Institute for Essential Services Reform (IESR) mengungkapkan bahwa Indonesia memiliki potensi besar dalam pengembangan energi terbarukan dengan kapasitas proyek yang layak secara finansial mencapai 333 GW. Kajian terbaru mereka menunjukkan bahwa meskipun potensi teknis energi terbarukan di Indonesia lebih dari 3.700 GW, pemanfaatannya masih belum optimal, terutama untuk tenaga surya dan angin.

Menurut Manajer Program Transformasi Sistem Energi IESR, Deon Arinaldo, kajian ini menganalisis potensi proyek berdasarkan regulasi yang berlaku serta kesiapan infrastruktur kelistrikan. Dari analisis tersebut, ditemukan bahwa pembangkit listrik tenaga angin daratan dapat berkontribusi sekitar 167 GW, sementara tenaga surya berbasis daratan memiliki potensi sebesar 165,9 GW, dan tenaga mikrohidro sekitar 0,7 GW.

Koordinator Riset Kelompok Data dan Pemodelan IESR, Pintoko Aji, menjelaskan bahwa lebih dari 60% dari total potensi proyek yang layak secara finansial memiliki tingkat pengembalian investasi yang menarik. Ini menandakan bahwa sektor energi terbarukan dapat menjadi peluang yang menjanjikan bagi investor. 

Secara geografis, sumber daya angin lebih banyak tersedia di wilayah Sulawesi, Nusa Tenggara, Maluku, dan Papua, sedangkan minihidro memiliki potensi besar di Sumatera. Sementara itu, tenaga surya dapat dimanfaatkan secara luas di Sumatera, Kalimantan, dan Sulawesi.

Agar potensi ini dapat dimaksimalkan, penguatan infrastruktur kelistrikan seperti jaringan transmisi dan distribusi menjadi hal yang krusial. IESR mendorong pemerintah untuk mengakomodasi alokasi lahan bagi energi terbarukan dalam perencanaan tata ruang serta menyederhanakan regulasi pengadaan lahan guna mengurangi risiko investasi.

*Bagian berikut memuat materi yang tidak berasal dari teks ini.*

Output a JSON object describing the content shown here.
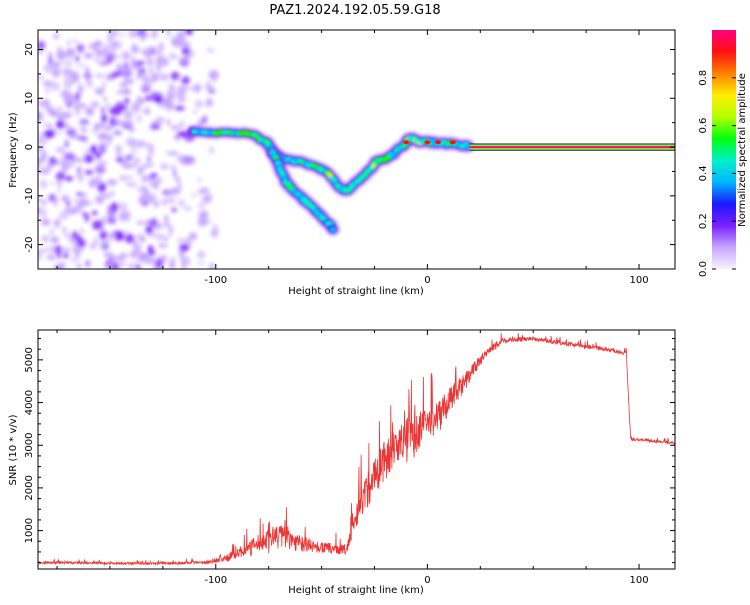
{
  "title": "PAZ1.2024.192.05.59.G18",
  "chart_data": [
    {
      "type": "heatmap",
      "xlabel": "Height of straight line (km)",
      "ylabel": "Frequency (Hz)",
      "xlim": [
        -184,
        117
      ],
      "ylim": [
        -25,
        24
      ],
      "x_ticks": [
        -100,
        0,
        100
      ],
      "x_tick_labels": [
        "-100",
        "0",
        "100"
      ],
      "y_ticks": [
        -20,
        -10,
        0,
        10,
        20
      ],
      "y_tick_labels": [
        "-20",
        "-10",
        "0",
        "10",
        "20"
      ],
      "grid": false,
      "colorbar": {
        "label": "Normalized spectral amplitude",
        "ticks": [
          0.0,
          0.2,
          0.4,
          0.6,
          0.8
        ],
        "tick_labels": [
          "0.0",
          "0.2",
          "0.4",
          "0.6",
          "0.8"
        ],
        "range": [
          0,
          1
        ],
        "colors": [
          "#f7f2ff",
          "#c7a6ff",
          "#7a1fff",
          "#1a18ff",
          "#00b6ff",
          "#00f0c8",
          "#00ff10",
          "#b4ff00",
          "#ffee00",
          "#ff8000",
          "#ff1010",
          "#ff0080"
        ]
      },
      "noise_region": {
        "x": [
          -184,
          -100
        ],
        "y": [
          -25,
          24
        ]
      },
      "upper_branch": [
        {
          "x": -110,
          "y": 3
        },
        {
          "x": -95,
          "y": 3
        },
        {
          "x": -82,
          "y": 2.5
        },
        {
          "x": -76,
          "y": 1
        },
        {
          "x": -73,
          "y": -1
        },
        {
          "x": -68,
          "y": -2.5
        },
        {
          "x": -60,
          "y": -3
        },
        {
          "x": -52,
          "y": -4
        },
        {
          "x": -48,
          "y": -5
        },
        {
          "x": -42,
          "y": -8
        },
        {
          "x": -38,
          "y": -9
        },
        {
          "x": -33,
          "y": -7
        },
        {
          "x": -28,
          "y": -5
        },
        {
          "x": -24,
          "y": -3
        },
        {
          "x": -18,
          "y": -2
        },
        {
          "x": -12,
          "y": 0
        },
        {
          "x": -8,
          "y": 2
        },
        {
          "x": -4,
          "y": 1
        },
        {
          "x": 0,
          "y": 1
        },
        {
          "x": 8,
          "y": 0.8
        },
        {
          "x": 15,
          "y": 0.5
        },
        {
          "x": 20,
          "y": 0.3
        }
      ],
      "lower_branch": [
        {
          "x": -73,
          "y": -1
        },
        {
          "x": -70,
          "y": -4
        },
        {
          "x": -67,
          "y": -7
        },
        {
          "x": -63,
          "y": -9
        },
        {
          "x": -58,
          "y": -11
        },
        {
          "x": -53,
          "y": -13
        },
        {
          "x": -48,
          "y": -15
        },
        {
          "x": -44,
          "y": -17
        }
      ],
      "steady_tone": {
        "x": [
          20,
          117
        ],
        "y": 0
      }
    },
    {
      "type": "line",
      "xlabel": "Height of straight line (km)",
      "ylabel": "SNR (10 * v/v)",
      "xlim": [
        -184,
        117
      ],
      "ylim": [
        100,
        5700
      ],
      "x_ticks": [
        -100,
        0,
        100
      ],
      "x_tick_labels": [
        "-100",
        "0",
        "100"
      ],
      "y_ticks": [
        1000,
        2000,
        3000,
        4000,
        5000
      ],
      "y_tick_labels": [
        "1000",
        "2000",
        "3000",
        "4000",
        "5000"
      ],
      "grid": false,
      "color": "#ee3333",
      "envelope": [
        {
          "x": -184,
          "y": 250,
          "noise": 60
        },
        {
          "x": -130,
          "y": 230,
          "noise": 50
        },
        {
          "x": -105,
          "y": 250,
          "noise": 80
        },
        {
          "x": -95,
          "y": 350,
          "noise": 150
        },
        {
          "x": -80,
          "y": 700,
          "noise": 400
        },
        {
          "x": -70,
          "y": 900,
          "noise": 600
        },
        {
          "x": -60,
          "y": 700,
          "noise": 400
        },
        {
          "x": -50,
          "y": 600,
          "noise": 250
        },
        {
          "x": -38,
          "y": 550,
          "noise": 250
        },
        {
          "x": -33,
          "y": 1500,
          "noise": 700
        },
        {
          "x": -25,
          "y": 2300,
          "noise": 1000
        },
        {
          "x": -15,
          "y": 3000,
          "noise": 900
        },
        {
          "x": -5,
          "y": 3300,
          "noise": 900
        },
        {
          "x": 5,
          "y": 3700,
          "noise": 700
        },
        {
          "x": 15,
          "y": 4300,
          "noise": 500
        },
        {
          "x": 25,
          "y": 5000,
          "noise": 250
        },
        {
          "x": 35,
          "y": 5450,
          "noise": 120
        },
        {
          "x": 50,
          "y": 5500,
          "noise": 100
        },
        {
          "x": 70,
          "y": 5350,
          "noise": 100
        },
        {
          "x": 85,
          "y": 5250,
          "noise": 90
        },
        {
          "x": 94,
          "y": 5150,
          "noise": 90
        },
        {
          "x": 96,
          "y": 3150,
          "noise": 70
        },
        {
          "x": 117,
          "y": 3050,
          "noise": 60
        }
      ]
    }
  ]
}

Selain itu, target pemanfaatan energi terbarukan yang lebih spesifik untuk setiap daerah dapat membantu mempercepat transisi energi di Indonesia.

Dalam hal penyediaan listrik, PT PLN (Persero) diharapkan dapat menyusun strategi untuk memperluas jaringan ke lokasi-lokasi dengan potensi energi terbarukan yang tinggi. Selain itu, reformasi dalam mekanisme pengadaan di sektor energi juga diperlukan agar proyek-proyek ini dapat terintegrasi dengan baik ke dalam sistem kelistrikan nasional.

Ketua Pakar Asosiasi Energi Surya Indonesia (AESI), Herman Darnel Ibrahim, menilai bahwa tenaga surya memiliki peran strategis dalam transisi energi. Dengan kemajuan teknologi yang semakin pesat, energi surya kini menjadi lebih kompetitif dibandingkan sumber energi konvensional seperti gas dan nuklir.

Sebagai bagian dari komitmen menuju emisi nol bersih (net zero emission) pada 2060 atau lebih cepat, Indonesia telah bergabung dalam inisiatif Just Energy Transition Partnership (JETP) senilai 20 miliar dolar AS sejak 2022. Salah satu target utama dari kesepakatan ini adalah mengurangi emisi karbon hingga 290 juta ton CO2 serta meningkatkan porsi energi terbarukan dalam bauran energi nasional hingga 34% pada 2030.